I terroristi hanno colpito la nostra vita quotidiana, sia a Parigi che a Bruxelles: un teatro, un bar, uno stadio, la metro, l’aereoporto. E hanno mostrato la loro forza, dopo l’arresto di Salah Abdeslam, che sembrava e poteva essere un duro colpo per le cellule europee. Invece, no: hanno anticipato i tempi di un attacco già pianificato, si dice da due mesi, dimostrando di poter colpire sempre. È una guerra, dicevamo: gli attacchi, per ora, sono avvenuti solo in paesi attivi nella lotta all’Isis. E in una guerra, si sa, ci si può aspettare di tutto.
Il presidente della Federcalcio francese, Noel Graet, ha assicurato che “l’Europeo non è in pericolo”, ma ha anche ammesso che “non si potrà mai parlare di rischio zero”. È che un evento di tale portata – “sono attese due milioni di persone“, ha detto Graet – è sicuramente un obiettivo sensibile, per tanti motivi.

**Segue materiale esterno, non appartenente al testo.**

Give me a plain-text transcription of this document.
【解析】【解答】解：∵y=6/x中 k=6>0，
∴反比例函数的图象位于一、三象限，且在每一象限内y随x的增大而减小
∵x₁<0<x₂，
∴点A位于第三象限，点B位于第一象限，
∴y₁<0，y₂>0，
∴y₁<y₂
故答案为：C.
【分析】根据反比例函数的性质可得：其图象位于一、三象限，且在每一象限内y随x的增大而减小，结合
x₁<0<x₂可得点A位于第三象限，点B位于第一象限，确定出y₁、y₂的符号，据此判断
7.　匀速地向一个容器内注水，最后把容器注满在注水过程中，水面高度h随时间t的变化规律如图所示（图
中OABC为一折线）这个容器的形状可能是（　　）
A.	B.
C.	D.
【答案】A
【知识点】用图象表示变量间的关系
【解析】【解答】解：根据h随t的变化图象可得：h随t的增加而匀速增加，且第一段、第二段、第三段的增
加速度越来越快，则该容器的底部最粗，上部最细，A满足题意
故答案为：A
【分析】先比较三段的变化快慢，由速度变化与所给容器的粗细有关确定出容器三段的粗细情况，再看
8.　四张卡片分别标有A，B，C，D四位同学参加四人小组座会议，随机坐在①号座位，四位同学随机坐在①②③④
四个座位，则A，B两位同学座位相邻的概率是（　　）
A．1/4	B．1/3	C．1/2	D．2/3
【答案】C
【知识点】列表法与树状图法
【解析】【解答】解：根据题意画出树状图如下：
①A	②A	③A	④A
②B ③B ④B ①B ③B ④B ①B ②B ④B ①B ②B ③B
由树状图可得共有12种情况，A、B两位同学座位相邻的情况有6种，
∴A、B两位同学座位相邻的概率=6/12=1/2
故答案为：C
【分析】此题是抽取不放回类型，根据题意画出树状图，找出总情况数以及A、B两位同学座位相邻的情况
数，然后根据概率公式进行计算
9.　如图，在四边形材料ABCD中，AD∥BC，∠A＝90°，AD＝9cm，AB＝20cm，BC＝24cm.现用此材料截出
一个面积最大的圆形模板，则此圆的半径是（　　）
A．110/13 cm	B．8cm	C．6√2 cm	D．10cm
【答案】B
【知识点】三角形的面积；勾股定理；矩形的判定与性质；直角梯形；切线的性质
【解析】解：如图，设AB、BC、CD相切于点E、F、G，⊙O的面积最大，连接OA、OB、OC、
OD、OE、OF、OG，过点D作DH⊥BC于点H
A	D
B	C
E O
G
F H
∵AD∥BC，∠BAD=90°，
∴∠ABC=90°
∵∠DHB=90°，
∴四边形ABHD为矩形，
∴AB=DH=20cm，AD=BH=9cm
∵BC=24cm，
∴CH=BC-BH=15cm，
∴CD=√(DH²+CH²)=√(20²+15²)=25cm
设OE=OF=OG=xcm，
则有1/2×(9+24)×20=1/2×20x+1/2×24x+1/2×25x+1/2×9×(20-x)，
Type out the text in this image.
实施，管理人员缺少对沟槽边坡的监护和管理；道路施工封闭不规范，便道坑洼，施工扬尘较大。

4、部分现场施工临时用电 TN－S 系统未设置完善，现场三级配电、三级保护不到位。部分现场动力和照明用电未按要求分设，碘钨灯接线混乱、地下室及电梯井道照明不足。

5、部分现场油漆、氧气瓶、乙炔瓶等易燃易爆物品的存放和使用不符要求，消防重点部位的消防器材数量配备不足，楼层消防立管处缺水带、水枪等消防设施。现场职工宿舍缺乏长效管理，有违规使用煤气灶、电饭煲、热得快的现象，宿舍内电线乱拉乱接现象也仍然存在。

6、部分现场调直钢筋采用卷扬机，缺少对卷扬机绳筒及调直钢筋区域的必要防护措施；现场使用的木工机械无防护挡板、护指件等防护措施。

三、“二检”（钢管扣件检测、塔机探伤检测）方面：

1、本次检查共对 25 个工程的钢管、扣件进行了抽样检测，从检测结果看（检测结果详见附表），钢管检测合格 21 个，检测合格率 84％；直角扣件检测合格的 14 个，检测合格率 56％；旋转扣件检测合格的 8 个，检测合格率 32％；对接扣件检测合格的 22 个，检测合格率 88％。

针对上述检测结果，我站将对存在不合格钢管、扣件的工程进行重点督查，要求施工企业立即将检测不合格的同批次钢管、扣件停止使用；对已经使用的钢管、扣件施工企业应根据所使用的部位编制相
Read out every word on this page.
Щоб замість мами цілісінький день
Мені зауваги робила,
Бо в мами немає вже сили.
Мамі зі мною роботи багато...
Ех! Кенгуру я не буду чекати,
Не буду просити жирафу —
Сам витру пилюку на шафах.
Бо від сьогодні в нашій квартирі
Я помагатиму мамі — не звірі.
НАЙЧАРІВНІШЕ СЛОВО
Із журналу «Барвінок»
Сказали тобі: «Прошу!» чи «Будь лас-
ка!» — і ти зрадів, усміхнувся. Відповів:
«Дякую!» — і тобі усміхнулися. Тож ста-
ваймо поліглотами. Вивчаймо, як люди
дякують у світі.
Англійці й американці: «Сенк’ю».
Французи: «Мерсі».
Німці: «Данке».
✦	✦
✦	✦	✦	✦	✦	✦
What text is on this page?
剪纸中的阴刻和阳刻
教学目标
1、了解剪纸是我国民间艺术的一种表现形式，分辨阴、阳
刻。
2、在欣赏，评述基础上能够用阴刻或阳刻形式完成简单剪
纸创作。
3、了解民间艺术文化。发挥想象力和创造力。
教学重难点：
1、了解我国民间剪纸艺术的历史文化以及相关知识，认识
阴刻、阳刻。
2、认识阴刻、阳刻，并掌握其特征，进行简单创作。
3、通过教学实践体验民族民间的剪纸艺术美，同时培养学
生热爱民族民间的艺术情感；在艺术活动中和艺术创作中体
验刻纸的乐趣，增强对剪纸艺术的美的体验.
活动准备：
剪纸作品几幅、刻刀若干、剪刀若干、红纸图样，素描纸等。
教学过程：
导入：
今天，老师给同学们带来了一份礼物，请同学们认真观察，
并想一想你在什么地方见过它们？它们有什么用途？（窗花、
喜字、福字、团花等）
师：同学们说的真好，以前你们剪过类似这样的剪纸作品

Ora, infatti, l’Uefa si interroga sul da farsi: “Il rischio di porte chiuse c’è”, ha rivelato il vicepresidente del massimo organismo continentale, Giancarlo Abete.
Secondo qualcuno, questa sarebbe una sconfitta agli occhi dei signori del terrore. È vero, forse, ma è altrettanto vero che giocare con la vita delle persone è deleterio. Per cosa, poi? Affermare una forza che non sembra esserci: gli attentati sono il frutto di mesi e mesi di lavoro – “finanziati da chi?”, ci si domanda -, ma sono innegabili le falle interne, a partire da quelle dei servizi segreti.
Nessuno è al sicuro. È una triste verità, che le istituzioni politiche e, in questo caso, calcistiche devono considerare. Far finta che non sia successo nulla, giocando magari a porte aperte, può essere un “segnale” per l’opinione pubblica, ma è un rischio troppo grande da correre. Perché piangere i morti non può diventare l’abitudine.